Через пол часа у лагерных палаток уже мелькали фонарики (опустился вечер), шумела санитарная машина, слышались голоса – шла эвакуация курсантов. Оставаться в холодных палатках при таком морозе было немыслимо. В голой степной местности (на краю полигона) не было дров для печурок, если не считать ворованных. Для деревни их завозили из соседнего района. Курсанты перед учением не успели получить зимнего обмундирования. Ребят бил озноб. Они выглядели апатичными заторможенными, некоторые теряли сознание, бредили.

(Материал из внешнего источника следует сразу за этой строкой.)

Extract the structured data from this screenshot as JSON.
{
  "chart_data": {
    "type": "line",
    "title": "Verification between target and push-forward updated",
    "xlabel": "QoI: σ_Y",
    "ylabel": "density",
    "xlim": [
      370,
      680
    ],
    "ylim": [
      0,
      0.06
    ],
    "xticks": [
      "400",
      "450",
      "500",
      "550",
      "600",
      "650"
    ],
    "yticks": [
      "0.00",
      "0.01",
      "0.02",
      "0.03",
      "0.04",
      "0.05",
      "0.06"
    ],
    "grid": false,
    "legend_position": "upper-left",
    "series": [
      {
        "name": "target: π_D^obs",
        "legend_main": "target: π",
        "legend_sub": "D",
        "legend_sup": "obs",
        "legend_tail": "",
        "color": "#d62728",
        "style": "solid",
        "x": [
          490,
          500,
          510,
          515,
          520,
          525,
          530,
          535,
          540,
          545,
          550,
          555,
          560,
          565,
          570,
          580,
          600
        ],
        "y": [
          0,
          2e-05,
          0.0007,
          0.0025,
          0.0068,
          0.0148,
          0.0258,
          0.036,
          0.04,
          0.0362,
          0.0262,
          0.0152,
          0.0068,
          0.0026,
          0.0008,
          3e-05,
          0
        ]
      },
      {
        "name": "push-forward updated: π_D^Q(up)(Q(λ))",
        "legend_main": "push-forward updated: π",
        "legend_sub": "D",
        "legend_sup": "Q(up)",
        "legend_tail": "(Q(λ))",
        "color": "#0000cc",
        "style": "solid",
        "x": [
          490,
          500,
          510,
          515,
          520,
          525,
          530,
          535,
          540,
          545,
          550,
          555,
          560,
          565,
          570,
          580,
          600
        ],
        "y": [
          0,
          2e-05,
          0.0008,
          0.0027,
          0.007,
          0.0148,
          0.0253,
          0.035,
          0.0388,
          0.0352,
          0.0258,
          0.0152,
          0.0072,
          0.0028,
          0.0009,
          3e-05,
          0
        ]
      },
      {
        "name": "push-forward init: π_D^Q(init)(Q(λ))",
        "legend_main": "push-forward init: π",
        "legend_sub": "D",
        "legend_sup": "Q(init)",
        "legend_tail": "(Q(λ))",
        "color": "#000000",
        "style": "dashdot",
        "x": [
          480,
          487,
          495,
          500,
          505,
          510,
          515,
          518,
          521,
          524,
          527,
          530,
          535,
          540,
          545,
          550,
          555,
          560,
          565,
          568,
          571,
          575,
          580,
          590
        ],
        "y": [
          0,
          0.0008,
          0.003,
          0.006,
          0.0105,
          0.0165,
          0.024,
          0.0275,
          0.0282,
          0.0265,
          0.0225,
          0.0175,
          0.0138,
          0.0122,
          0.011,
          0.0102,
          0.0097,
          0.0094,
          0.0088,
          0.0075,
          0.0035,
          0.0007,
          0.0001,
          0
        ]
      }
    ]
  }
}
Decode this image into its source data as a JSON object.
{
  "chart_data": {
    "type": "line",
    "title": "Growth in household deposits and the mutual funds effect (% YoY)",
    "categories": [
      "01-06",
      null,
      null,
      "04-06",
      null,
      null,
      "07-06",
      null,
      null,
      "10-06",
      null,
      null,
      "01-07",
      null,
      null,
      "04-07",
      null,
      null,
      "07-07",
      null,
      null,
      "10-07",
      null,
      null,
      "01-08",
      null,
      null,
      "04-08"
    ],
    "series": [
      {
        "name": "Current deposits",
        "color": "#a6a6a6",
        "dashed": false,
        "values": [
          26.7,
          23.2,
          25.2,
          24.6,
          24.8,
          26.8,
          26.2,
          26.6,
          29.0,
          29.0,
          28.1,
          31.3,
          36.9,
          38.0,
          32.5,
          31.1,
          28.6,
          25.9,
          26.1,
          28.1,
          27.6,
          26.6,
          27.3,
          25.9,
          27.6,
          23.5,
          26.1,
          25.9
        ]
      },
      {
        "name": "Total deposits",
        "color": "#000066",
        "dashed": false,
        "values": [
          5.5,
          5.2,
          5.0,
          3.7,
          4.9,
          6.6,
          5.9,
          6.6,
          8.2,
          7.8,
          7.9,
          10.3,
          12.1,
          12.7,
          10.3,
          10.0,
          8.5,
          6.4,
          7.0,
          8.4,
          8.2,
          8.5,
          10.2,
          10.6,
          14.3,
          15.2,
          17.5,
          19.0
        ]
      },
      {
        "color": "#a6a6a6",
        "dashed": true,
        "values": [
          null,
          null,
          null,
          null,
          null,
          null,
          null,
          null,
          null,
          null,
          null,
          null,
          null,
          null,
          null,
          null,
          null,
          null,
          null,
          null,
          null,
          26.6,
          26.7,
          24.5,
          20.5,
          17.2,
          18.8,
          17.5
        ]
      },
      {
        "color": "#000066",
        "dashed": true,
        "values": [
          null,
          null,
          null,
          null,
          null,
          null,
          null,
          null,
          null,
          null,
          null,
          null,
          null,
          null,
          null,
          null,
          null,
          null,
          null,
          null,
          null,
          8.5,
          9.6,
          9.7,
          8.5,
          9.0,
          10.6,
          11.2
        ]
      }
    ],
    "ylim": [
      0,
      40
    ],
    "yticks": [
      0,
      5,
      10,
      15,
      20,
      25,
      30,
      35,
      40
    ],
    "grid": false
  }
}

Тех, что посильнее уводили в деревню, – бригадир распределял их по хатам. Тех же, кто уже не стоял на ногах, санитарная машина перевозила в жарко натопленную палатку лазарета. Когда очередь дошла до Кругляка, машины не оказалось: она только что увезла очередную партию. Разгоряченный капитан Строев сняв шинель и накрыв ею старлея, направился в соседнюю палатку. И тут прибежал солдат из «обслуги». «Товарищ капитан, там – еще один офицер нашелся!»

– Где нашелся!?

– Там же где – Кругляк!

– Почему его сразу не видели?

– Наверно оттого, что на животе лежит.

«Ну и что с того, что – на животе?» – ворчал комбат, возвращаясь в первую палатку.

Второй офицер действительно лежал на животе. При свете фонарика сразу было трудно его разглядеть. Видно было только, что за время, пока Строева не было, человек стянул с Кругляка шинель комбата и сам в нее завернулся. Когда его тронули, он стал рычать и ругаться.

«Ух ты?! Ух ты!? – высоким голосом завопил солдатик, узнав, лежавшего.

«Боец, выйдите, взгляните, идет ли машина?» – приказал комбат.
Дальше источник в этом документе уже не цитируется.